Car en effet, une organisation communiste, une organisation révolutionnaire qui veut mériter ce nom, ne peut fonder son action que sur le prolétariat constitué en tant que classe, hautement consciente de son rôle historique. L'intervention des révolutionnaires vise donc à élever le niveau de conscience du prolétariat, et cette intervention repose donc en premier lieu sur la conscience de ses propres militants.

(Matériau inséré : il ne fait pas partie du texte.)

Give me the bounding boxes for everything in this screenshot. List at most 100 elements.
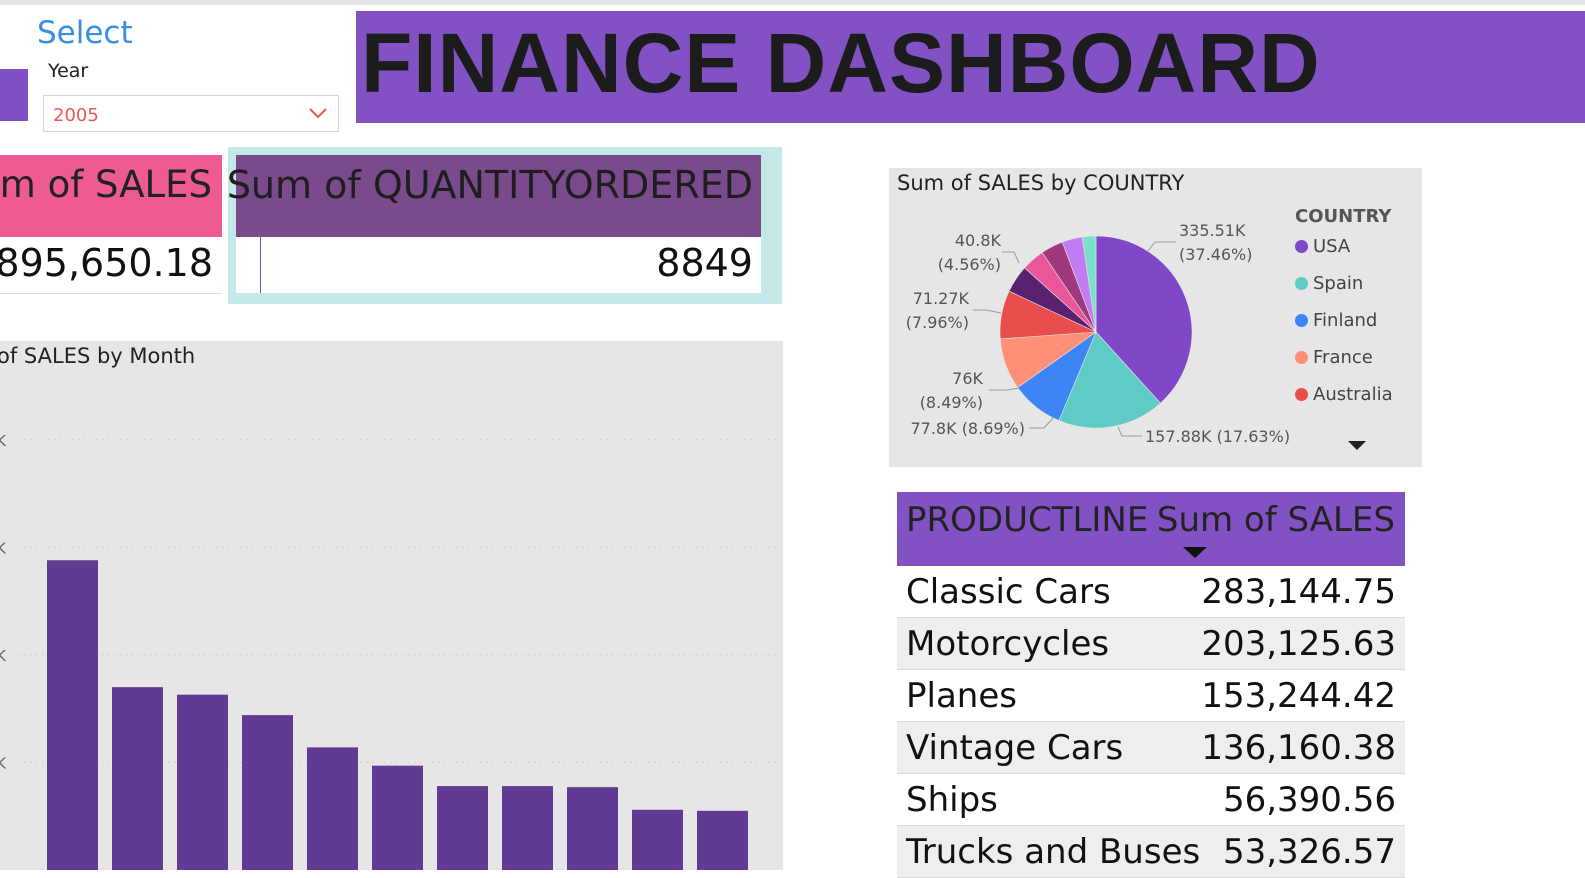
sort-descending-icon bbox=[1183, 547, 1207, 558]
pie-data-label: (7.96%) bbox=[906, 313, 969, 332]
cell-productline: Motorcycles bbox=[906, 624, 1110, 664]
y-tick-label: K bbox=[0, 647, 7, 665]
slicer-label: Year bbox=[48, 60, 89, 82]
legend-item-france[interactable]: France bbox=[1295, 347, 1373, 368]
chevron-down-icon bbox=[309, 108, 327, 119]
year-slicer: Select Year 2005 bbox=[0, 5, 355, 135]
table-row[interactable]: Classic Cars 283,144.75 bbox=[897, 566, 1405, 618]
bar-8 bbox=[502, 786, 553, 870]
bar-11 bbox=[697, 810, 748, 870]
legend-label: Australia bbox=[1313, 384, 1393, 405]
table-header: PRODUCTLINE Sum of SALES bbox=[897, 492, 1405, 566]
pie-data-label: 40.8K bbox=[955, 231, 1002, 250]
bar-4 bbox=[242, 715, 293, 870]
pie-chart-plot: 335.51K (37.46%) 157.88K (17.63%) 77.8K (8.… bbox=[906, 221, 1290, 446]
table-row[interactable]: Planes 153,244.42 bbox=[897, 670, 1405, 722]
leader-line bbox=[1002, 251, 1020, 264]
legend-swatch bbox=[1295, 351, 1308, 364]
quantity-card-header: Sum of QUANTITYORDERED bbox=[227, 155, 761, 237]
sales-card-value: 895,650.18 bbox=[0, 241, 213, 285]
leader-line bbox=[1029, 417, 1054, 429]
cell-productline: Trucks and Buses bbox=[906, 832, 1201, 872]
y-tick-label: K bbox=[0, 539, 7, 557]
pie-data-label: 76K bbox=[952, 369, 983, 388]
cell-sales: 283,144.75 bbox=[1201, 572, 1396, 612]
y-tick-label: K bbox=[0, 432, 7, 450]
table-row[interactable]: Ships 56,390.56 bbox=[897, 774, 1405, 826]
slicer-title: Select bbox=[37, 15, 133, 51]
legend-title: COUNTRY bbox=[1295, 206, 1392, 227]
cell-sales: 136,160.38 bbox=[1201, 728, 1396, 768]
title-banner: FINANCE DASHBOARD bbox=[356, 11, 1585, 123]
quantity-card-value: 8849 bbox=[656, 241, 753, 285]
bar-10 bbox=[632, 809, 683, 870]
legend-swatch bbox=[1295, 388, 1308, 401]
legend-label: USA bbox=[1313, 236, 1351, 257]
nav-accent-tab[interactable] bbox=[0, 69, 28, 121]
legend-swatch bbox=[1295, 314, 1308, 327]
pie-data-label: (8.49%) bbox=[920, 393, 983, 412]
legend-label: France bbox=[1313, 347, 1373, 368]
pie-slice-2 bbox=[1058, 331, 1161, 429]
pie-data-label: 157.88K (17.63%) bbox=[1145, 427, 1290, 446]
column-header-sum-of-sales[interactable]: Sum of SALES bbox=[1156, 500, 1395, 540]
bar-chart-title: of SALES by Month bbox=[0, 344, 196, 368]
bar-1 bbox=[47, 560, 98, 870]
table-row[interactable]: Vintage Cars 136,160.38 bbox=[897, 722, 1405, 774]
cell-sales: 56,390.56 bbox=[1222, 780, 1396, 820]
pie-data-label: 335.51K bbox=[1179, 221, 1246, 240]
bar-chart-plot: K K K K bbox=[0, 432, 775, 870]
leader-line bbox=[1117, 426, 1142, 437]
legend-label: Finland bbox=[1313, 310, 1378, 331]
bar-3 bbox=[177, 694, 228, 870]
cell-productline: Ships bbox=[906, 780, 998, 820]
page-title: FINANCE DASHBOARD bbox=[361, 16, 1321, 110]
year-dropdown[interactable]: 2005 bbox=[43, 95, 339, 132]
pie-data-label: 71.27K bbox=[913, 289, 970, 308]
sales-card-body: 895,650.18 bbox=[0, 237, 222, 294]
cell-sales: 53,326.57 bbox=[1222, 832, 1396, 872]
year-dropdown-value: 2005 bbox=[53, 105, 99, 126]
cell-productline: Vintage Cars bbox=[906, 728, 1124, 768]
quantity-card-title: Sum of QUANTITYORDERED bbox=[226, 163, 753, 207]
legend-swatch bbox=[1295, 277, 1308, 290]
bar-7 bbox=[437, 786, 488, 870]
legend-label: Spain bbox=[1313, 273, 1364, 294]
top-divider bbox=[0, 0, 1585, 5]
sales-by-month-chart[interactable]: K K K K of SALES by Month bbox=[0, 341, 783, 870]
bar-2 bbox=[112, 687, 163, 870]
quantity-card-body: 8849 bbox=[236, 237, 761, 293]
pie-slice-10 bbox=[1081, 235, 1097, 333]
legend-item-australia[interactable]: Australia bbox=[1295, 384, 1393, 405]
pie-data-label: 77.8K (8.69%) bbox=[910, 419, 1025, 438]
y-tick-label: K bbox=[0, 754, 7, 772]
column-header-productline[interactable]: PRODUCTLINE bbox=[906, 500, 1149, 540]
leader-line bbox=[1147, 241, 1176, 252]
text-cursor bbox=[260, 237, 261, 293]
bar-9 bbox=[567, 787, 618, 870]
legend-swatch bbox=[1295, 240, 1308, 253]
cell-productline: Classic Cars bbox=[906, 572, 1111, 612]
cell-sales: 203,125.63 bbox=[1201, 624, 1396, 664]
table-row[interactable]: Motorcycles 203,125.63 bbox=[897, 618, 1405, 670]
legend-item-finland[interactable]: Finland bbox=[1295, 310, 1377, 331]
pie-chart-title: Sum of SALES by COUNTRY bbox=[897, 171, 1185, 195]
pie-data-label: (37.46%) bbox=[1179, 245, 1253, 264]
cell-productline: Planes bbox=[906, 676, 1017, 716]
sales-by-country-chart[interactable]: 335.51K (37.46%) 157.88K (17.63%) 77.8K (8.… bbox=[889, 168, 1422, 467]
leader-line bbox=[973, 309, 1002, 314]
bar-5 bbox=[307, 747, 358, 870]
table-row[interactable]: Trucks and Buses 53,326.57 bbox=[897, 826, 1405, 878]
bar-6 bbox=[372, 765, 423, 870]
quantity-card[interactable]: Sum of QUANTITYORDERED 8849 bbox=[227, 147, 782, 304]
legend-scroll-down-icon[interactable] bbox=[1348, 441, 1366, 450]
productline-table: PRODUCTLINE Sum of SALES Classic Cars 28… bbox=[897, 492, 1405, 878]
legend-item-usa[interactable]: USA bbox=[1295, 236, 1350, 257]
legend-item-spain[interactable]: Spain bbox=[1295, 273, 1363, 294]
cell-sales: 153,244.42 bbox=[1201, 676, 1396, 716]
sales-card-title: um of SALES bbox=[0, 163, 212, 206]
sales-card-header: um of SALES bbox=[0, 155, 222, 237]
pie-slice-1 bbox=[1095, 235, 1193, 404]
leader-line bbox=[989, 387, 1020, 391]
pie-data-label: (4.56%) bbox=[938, 255, 1001, 274]
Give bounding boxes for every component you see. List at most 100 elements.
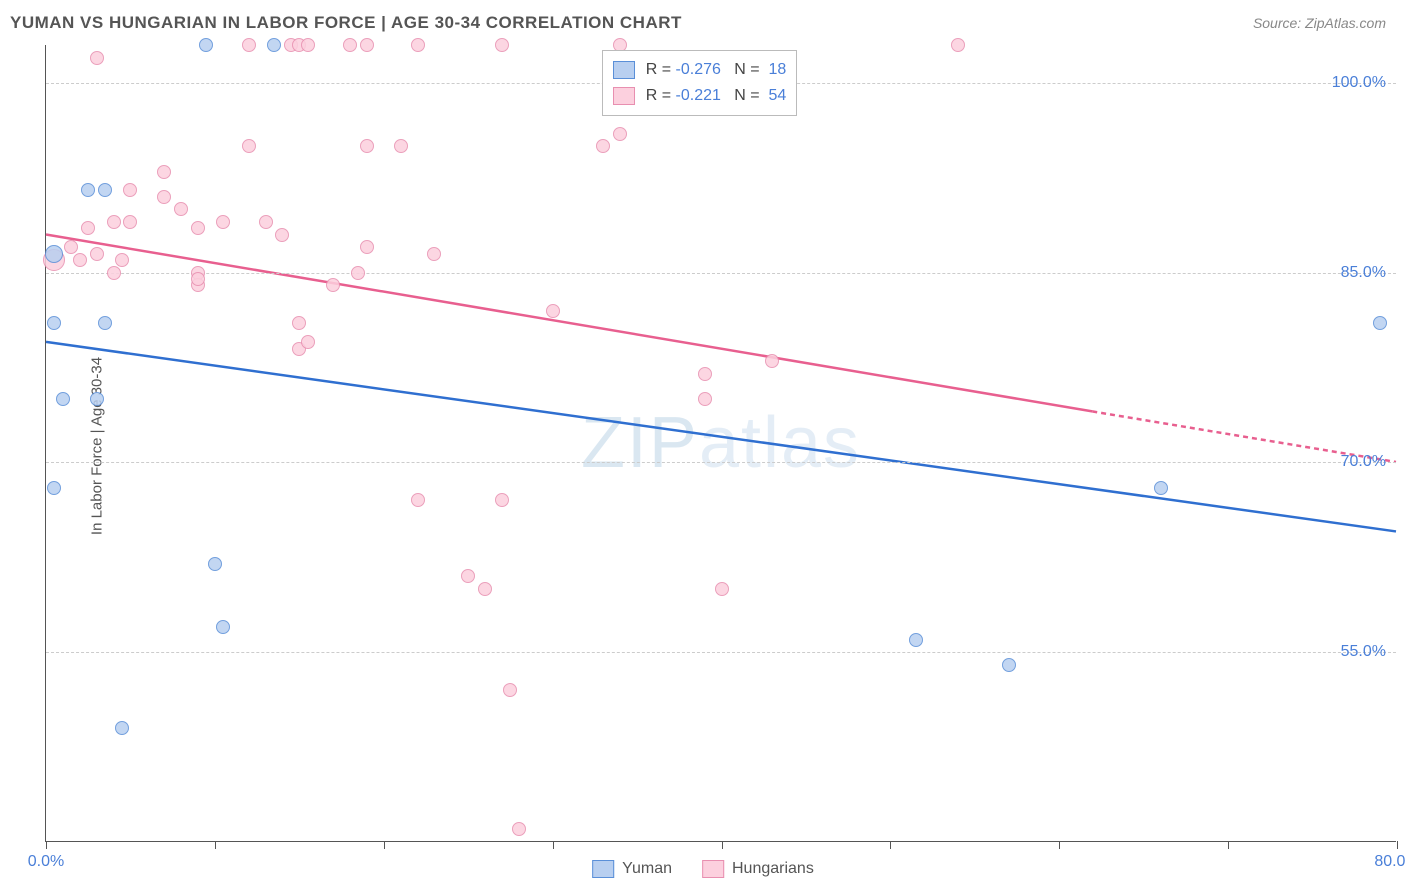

En conséquence, elle récuse le bluff, le mensonge, la calomnie crapuleuse, tout ce qui s'appuie sur les préjugés les plus rétrogrades, tout ce qui consiste à flatter les sentiments les plus bas dans le but, à courte vue disons-le en passant, de rassembler un peu plus de monde.
Oui, les révolutionnaires affichent sur leur drapeau «seule la vérité est révolutionnaire». Et tous ceux qui abandonnent cette devise au profit de petites manoeuvres opportunistes ne se placent pas sur le terrain du prolétariat, mais sur celui des classes oppresseuses. Nous espérons qu'au cours de ce passé récent, nombreux seront les militants de l'OCI-AJS qui en auront pris conscience.